He rode straight to the right across the path by which he judged the riders to be advancing. As they came upon him, he slackened his pace and stood, as though irresolute which way to take. The new-comers pulled up and hailed him. “Hoy! sir!” shouted the foremost of the two.

He turned and saw a man, some years younger than himself, followed by another, whom at a rapid glance he took to be his servant. The master seemed little more than a boy; he had a young, fresh face, and curly hair flattened in rings upon his forehead by the moisture of the air. He might have stood for an equestrian statue of frank and not too intellectual youth. The servant carried a valise, and was mounted on an elderly-looking flea-bitten grey.

“I have lost myself in this infernal mist,” observed the young fellow, coming towards him, as he had hoped, and leaving the quarry on his left.
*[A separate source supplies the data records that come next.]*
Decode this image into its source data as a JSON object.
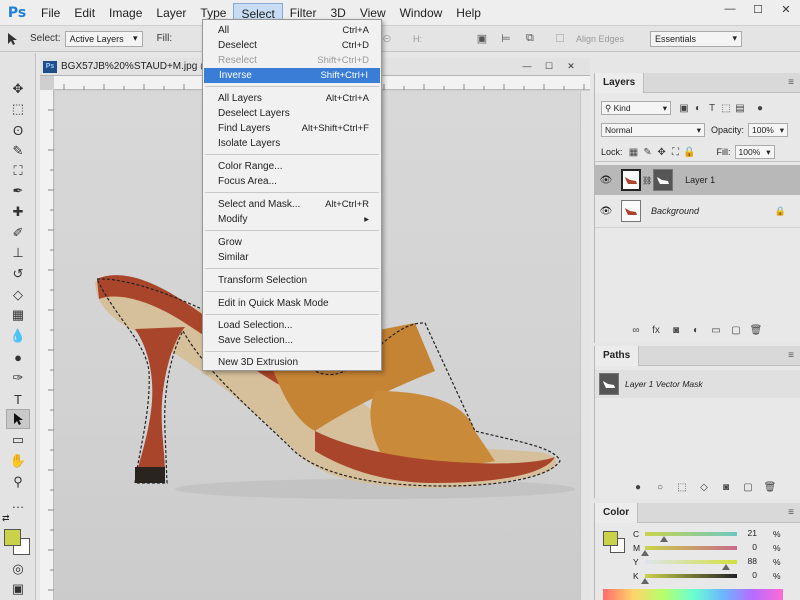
{
  "app": {
    "logo": "Ps",
    "menus": [
      "File",
      "Edit",
      "Image",
      "Layer",
      "Type",
      "Select",
      "Filter",
      "3D",
      "View",
      "Window",
      "Help"
    ],
    "active_menu": "Select",
    "window_controls": [
      "—",
      "☐",
      "✕"
    ]
  },
  "options_bar": {
    "select_label": "Select:",
    "select_value": "Active Layers",
    "fill_label": "Fill:",
    "w_label": "W:",
    "h_label": "H:",
    "align_edges": "Align Edges",
    "workspace": "Essentials"
  },
  "document": {
    "tab_title": "BGX57JB%20%STAUD+M.jpg @ 25",
    "controls": [
      "—",
      "☐",
      "✕"
    ]
  },
  "select_menu": [
    {
      "label": "All",
      "shortcut": "Ctrl+A",
      "state": "normal"
    },
    {
      "label": "Deselect",
      "shortcut": "Ctrl+D",
      "state": "normal"
    },
    {
      "label": "Reselect",
      "shortcut": "Shift+Ctrl+D",
      "state": "disabled"
    },
    {
      "label": "Inverse",
      "shortcut": "Shift+Ctrl+I",
      "state": "highlight"
    },
    {
      "label": "All Layers",
      "shortcut": "Alt+Ctrl+A",
      "state": "normal"
    },
    {
      "label": "Deselect Layers",
      "shortcut": "",
      "state": "normal"
    },
    {
      "label": "Find Layers",
      "shortcut": "Alt+Shift+Ctrl+F",
      "state": "normal"
    },
    {
      "label": "Isolate Layers",
      "shortcut": "",
      "state": "normal"
    },
    {
      "label": "Color Range...",
      "shortcut": "",
      "state": "normal"
    },
    {
      "label": "Focus Area...",
      "shortcut": "",
      "state": "normal"
    },
    {
      "label": "Select and Mask...",
      "shortcut": "Alt+Ctrl+R",
      "state": "normal"
    },
    {
      "label": "Modify",
      "shortcut": "▸",
      "state": "normal"
    },
    {
      "label": "Grow",
      "shortcut": "",
      "state": "normal"
    },
    {
      "label": "Similar",
      "shortcut": "",
      "state": "normal"
    },
    {
      "label": "Transform Selection",
      "shortcut": "",
      "state": "normal"
    },
    {
      "label": "Edit in Quick Mask Mode",
      "shortcut": "",
      "state": "normal"
    },
    {
      "label": "Load Selection...",
      "shortcut": "",
      "state": "normal"
    },
    {
      "label": "Save Selection...",
      "shortcut": "",
      "state": "normal"
    },
    {
      "label": "New 3D Extrusion",
      "shortcut": "",
      "state": "normal"
    }
  ],
  "layers_panel": {
    "title": "Layers",
    "kind": "Kind",
    "blend_mode": "Normal",
    "opacity_label": "Opacity:",
    "opacity_value": "100%",
    "lock_label": "Lock:",
    "fill_label": "Fill:",
    "fill_value": "100%",
    "layers": [
      {
        "name": "Layer 1",
        "selected": true
      },
      {
        "name": "Background",
        "selected": false
      }
    ]
  },
  "paths_panel": {
    "title": "Paths",
    "items": [
      "Layer 1 Vector Mask"
    ]
  },
  "color_panel": {
    "title": "Color",
    "foreground": "#c9d34a",
    "background": "#ffffff",
    "channels": [
      {
        "name": "C",
        "value": "21",
        "unit": "%",
        "level": 0.21
      },
      {
        "name": "M",
        "value": "0",
        "unit": "%",
        "level": 0.0
      },
      {
        "name": "Y",
        "value": "88",
        "unit": "%",
        "level": 0.88
      },
      {
        "name": "K",
        "value": "0",
        "unit": "%",
        "level": 0.0
      }
    ]
  },
  "colors": {
    "menu_highlight": "#3a7dd6",
    "shoe_leather": "#a8452a",
    "shoe_suede": "#c58334"
  }
}
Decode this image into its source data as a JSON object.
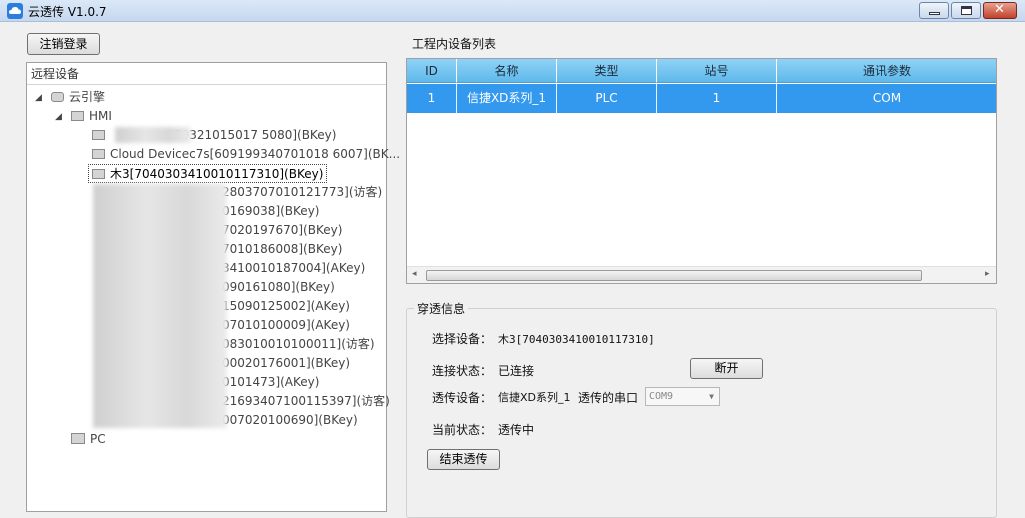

“Indeed, sir! So have I,” replied Rhys.

“Plague on it for that,” he went on, “for now you can’t tell me which way to go.”

Walters smiled a little. “I don’t know where you are bound for,” he remarked.

The other laughed out.

“Lord! I had forgotten that. Well then, my name is Harry Fenton, and I am going down to my father’s at Waterchurch.” He said this all in a breath, as though anxious to get it out and go on to more, if need be.

“Then you are Squire Fenton’s son, of Waterchurch Court,” said Rhys, who had suspected his identity ever since he came in sight.

“Yes, that’s who I am. And who are you?”